Avanza la integración comercial en el mundo civilizado: la mayor parte de los argentinos sigue sin enterarse
Avanza el TLC entre Canadá y la Unión Europea.
Argentina es un país para pocos. La mayor parte de sus habitantes viven aislados del mundo civilizado. La clase dirigente sólo está capacitada para cuidar los intereses de su propio clan. Los principales debates públicos tratan de cuestiones del pasado.
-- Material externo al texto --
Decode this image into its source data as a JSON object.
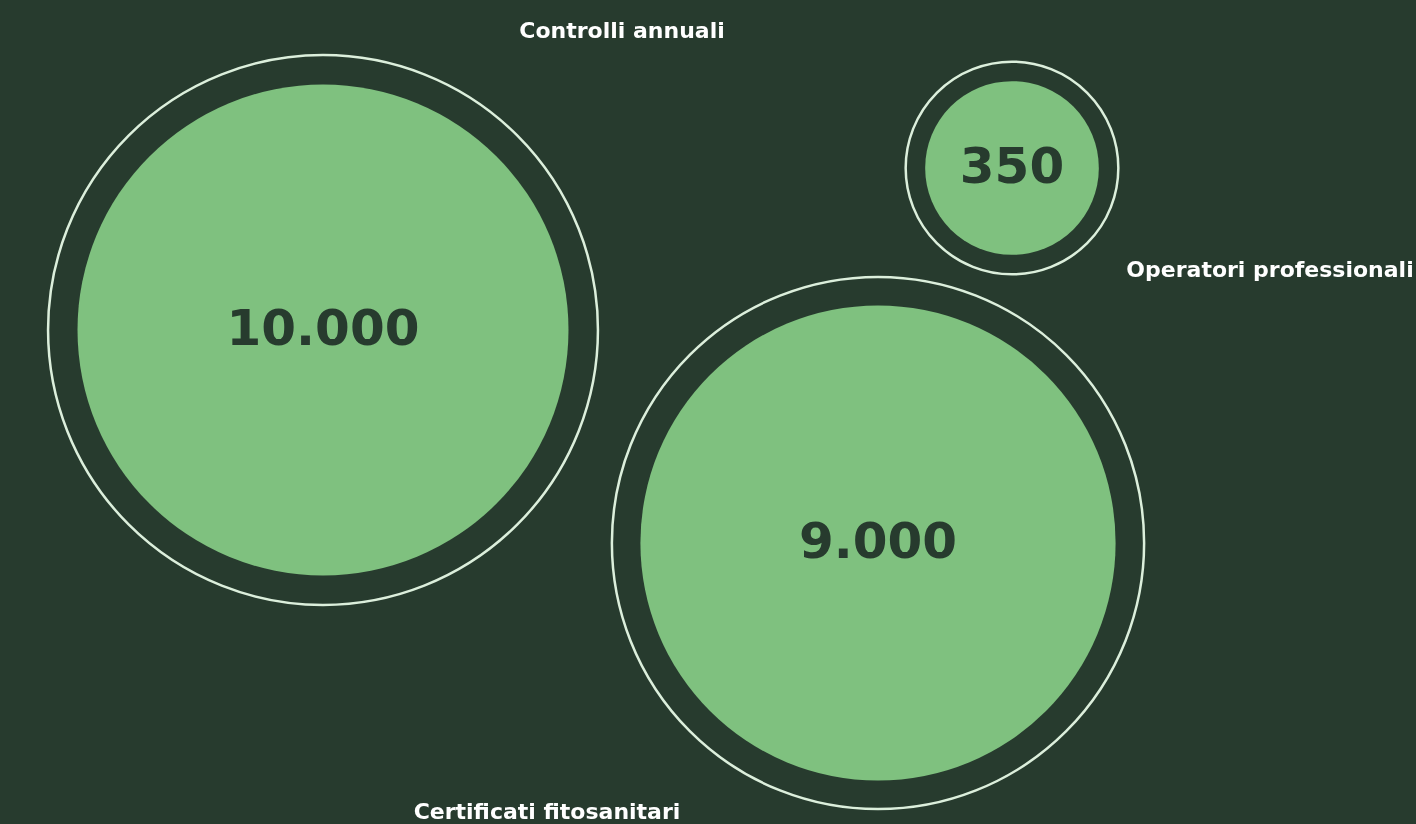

Las energías se focalizan en cómo distribuir pobreza en lugar de crear riqueza.
En un entorno tan decadente, es esperable que los principales eventos que están ocurriendo en el mundo pasen completamente desapercibidos, tales como el avance de las negociaciones para crear un Tratado de Libre Comercio (TLC) entre Canadá y la Unión Europea (¡dos grandes productores de alimentos!) o los esfuerzos titánicos que está realizando el gobierno uruguayo para gestionar un TLC con la UE y China.
Muchos de los argentinos que hablan maravillas de Australia no saben que a comienzos de los años ’80 –acá nomás– esa nación tenía una matriz económica similar a la presente actualmente en la Argentina. Había inflación, desempleo y desánimo. Tenían la autoestima por el piso: incluso el entonces presidente de Singapur los había calificado como “pobre basura blanca”.
Pero en marzo de 1983 fue elegido en Australia un nuevo gobierno de centroizquierda encabezado por un sindicalista, Bob Hawke, quien eliminó gradualmente todas las protecciones que impedían la libre importación de muchos bienes (como vehículos, vestimenta y calzado) para focalizarse en incrementar las exportaciones en las áreas en las cuales los australianos son competitivos (como minerales, petróleo, trigo, carnes o vinos). El resultado: más de treinta años de desarrollo económico. Los australianos son lo que son porque cambiaron.
Toda creación se origina a partir de la devastación de un orden precedente. La tarea de Hawke no fue sencilla: debió enfrentar a diferentes lobbies proteccionistas que buscaron siempre la manera de desgastarlo para intentar conservar sus privilegios (menos mal que no pudieron lograr su cometido: hoy serían un país tan mediocre como la Argentina).
La mayor parte de la embrutecida población argentina cree que es posible hacer algo nuevo sin dejar atrás lo viejo. Es como si un maratonista obeso se presentase a competir convencido de que tiene posibilidades de salir en los primeros puestos. Aunque nos creamos los grandes campeones, en muchas regiones –algunas vecinas– nos ven como seres patéticos.
Buena parte de la gloria argentina –que nosotros increíblemente aún usufructuamos– se construyó aprovechado las oportunidades presentes más de un siglo atrás para alimentar a cientos de millones de personas en el mundo. Actualmente ese ciclo vuelve a repetirse: pero ahora son miles de millones los consumidores potenciales de alimentos.
Somos nosotros –solamente nosotros– los que debemos decidir si queremos seguir siendo una factoría sojera dedicada a cuidar la renta extraordinaria de lobbies proteccionistas o si nos animamos a construir una agroindustria generadora de empleo agregado que termine siendo (en serio, no términos discursivos) el supermercado del mundo.